Q.7. Manasi Ltd. was incorporated on 1st July, 2008 to take over the business of Maithili
W.e.f. 1st April, 2008.
The following information was made available for the year ended 31st March, 2009.
Gross Profit Rs.98,000; Commission paid Rs.2,625; Advertisement Rs.5,250; Discount
allowed Rs.350; Directors fees Rs.9,000; Salaries Rs.18,000; Depreciation Rs.2,800;
Insurance Rs.600; Preliminary expenses Rs.700; Rent and Taxes Rs.3,000; Bad debts
Rs.1,250; Interest to Maithili (upto 1st October, 2008) Rs.2,000; Audit fees Rs.2,000; Bad
debts Recovered (on 1st May, 2008) Rs.500.
The following additional information is also available:
1. Average monthly turnover from September onwards was double than that of average
monthly turnover of the first four months.

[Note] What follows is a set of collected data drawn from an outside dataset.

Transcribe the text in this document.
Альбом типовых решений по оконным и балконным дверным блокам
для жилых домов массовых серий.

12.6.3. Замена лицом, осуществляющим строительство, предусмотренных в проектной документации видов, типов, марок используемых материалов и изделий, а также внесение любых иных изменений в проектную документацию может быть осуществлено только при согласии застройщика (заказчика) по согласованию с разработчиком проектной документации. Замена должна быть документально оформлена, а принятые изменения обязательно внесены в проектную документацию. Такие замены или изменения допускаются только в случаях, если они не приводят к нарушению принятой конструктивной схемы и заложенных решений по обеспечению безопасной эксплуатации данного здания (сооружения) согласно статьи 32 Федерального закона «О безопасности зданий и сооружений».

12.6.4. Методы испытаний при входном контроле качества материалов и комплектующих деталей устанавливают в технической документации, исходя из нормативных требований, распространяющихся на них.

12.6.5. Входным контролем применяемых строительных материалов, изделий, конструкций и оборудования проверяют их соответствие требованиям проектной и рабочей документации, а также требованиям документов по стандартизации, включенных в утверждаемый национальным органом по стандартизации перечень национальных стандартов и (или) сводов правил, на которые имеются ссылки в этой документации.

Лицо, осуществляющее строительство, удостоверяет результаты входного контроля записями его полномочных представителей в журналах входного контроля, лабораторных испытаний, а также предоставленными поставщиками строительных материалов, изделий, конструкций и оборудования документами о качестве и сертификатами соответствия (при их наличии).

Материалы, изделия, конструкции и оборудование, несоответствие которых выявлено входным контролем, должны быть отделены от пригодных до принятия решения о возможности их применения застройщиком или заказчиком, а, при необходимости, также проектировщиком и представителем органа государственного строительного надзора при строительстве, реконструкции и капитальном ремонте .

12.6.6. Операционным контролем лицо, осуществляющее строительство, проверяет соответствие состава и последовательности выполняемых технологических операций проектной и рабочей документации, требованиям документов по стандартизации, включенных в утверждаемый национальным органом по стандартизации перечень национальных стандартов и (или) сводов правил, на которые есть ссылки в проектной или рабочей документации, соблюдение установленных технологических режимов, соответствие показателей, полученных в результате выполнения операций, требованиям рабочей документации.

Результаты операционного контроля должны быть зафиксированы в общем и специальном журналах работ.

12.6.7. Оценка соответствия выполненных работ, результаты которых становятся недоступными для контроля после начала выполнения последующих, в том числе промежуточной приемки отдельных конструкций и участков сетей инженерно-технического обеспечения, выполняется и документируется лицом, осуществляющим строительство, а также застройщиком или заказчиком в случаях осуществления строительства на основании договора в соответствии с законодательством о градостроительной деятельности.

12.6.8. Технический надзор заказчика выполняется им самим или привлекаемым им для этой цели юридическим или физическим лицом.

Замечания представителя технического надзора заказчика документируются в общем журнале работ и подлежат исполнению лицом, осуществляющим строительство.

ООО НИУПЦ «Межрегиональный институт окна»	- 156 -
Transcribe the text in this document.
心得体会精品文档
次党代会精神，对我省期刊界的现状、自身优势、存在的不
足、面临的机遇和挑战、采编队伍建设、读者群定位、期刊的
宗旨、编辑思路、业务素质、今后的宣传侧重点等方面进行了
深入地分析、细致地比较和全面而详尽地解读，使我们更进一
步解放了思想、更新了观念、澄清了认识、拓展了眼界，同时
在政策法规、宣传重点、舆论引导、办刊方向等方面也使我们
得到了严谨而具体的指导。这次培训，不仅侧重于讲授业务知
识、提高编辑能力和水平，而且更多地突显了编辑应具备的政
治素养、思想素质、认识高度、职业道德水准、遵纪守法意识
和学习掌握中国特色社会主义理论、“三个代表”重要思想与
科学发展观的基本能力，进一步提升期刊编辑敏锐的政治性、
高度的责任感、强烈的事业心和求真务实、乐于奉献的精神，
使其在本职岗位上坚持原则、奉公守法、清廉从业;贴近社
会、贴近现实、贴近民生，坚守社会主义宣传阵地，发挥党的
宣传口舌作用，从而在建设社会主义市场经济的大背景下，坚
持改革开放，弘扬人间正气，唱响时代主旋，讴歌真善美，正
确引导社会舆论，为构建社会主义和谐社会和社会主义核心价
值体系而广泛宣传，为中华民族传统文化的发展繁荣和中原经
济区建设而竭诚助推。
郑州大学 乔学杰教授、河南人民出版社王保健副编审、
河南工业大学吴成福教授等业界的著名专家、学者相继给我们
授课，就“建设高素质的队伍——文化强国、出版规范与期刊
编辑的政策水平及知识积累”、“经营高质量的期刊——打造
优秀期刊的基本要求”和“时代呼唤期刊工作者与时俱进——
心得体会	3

However, in August 2008, the turnover was 150% of the turnover in the following month
i.e. September, 2008
2. Rent for the first three months was Rs.20 per month and therefore it was increased by
Rs.50 per month.
3. Bad debts for the period from 1st September, 2008 to 31st March, 2009 amounted to
Rs.550 only.
4. Audit fees were allotted to time basis.
You are required to prepare the Profit & Loss Account fot the pre and post incorporation
period clearly showing the basis of allocation.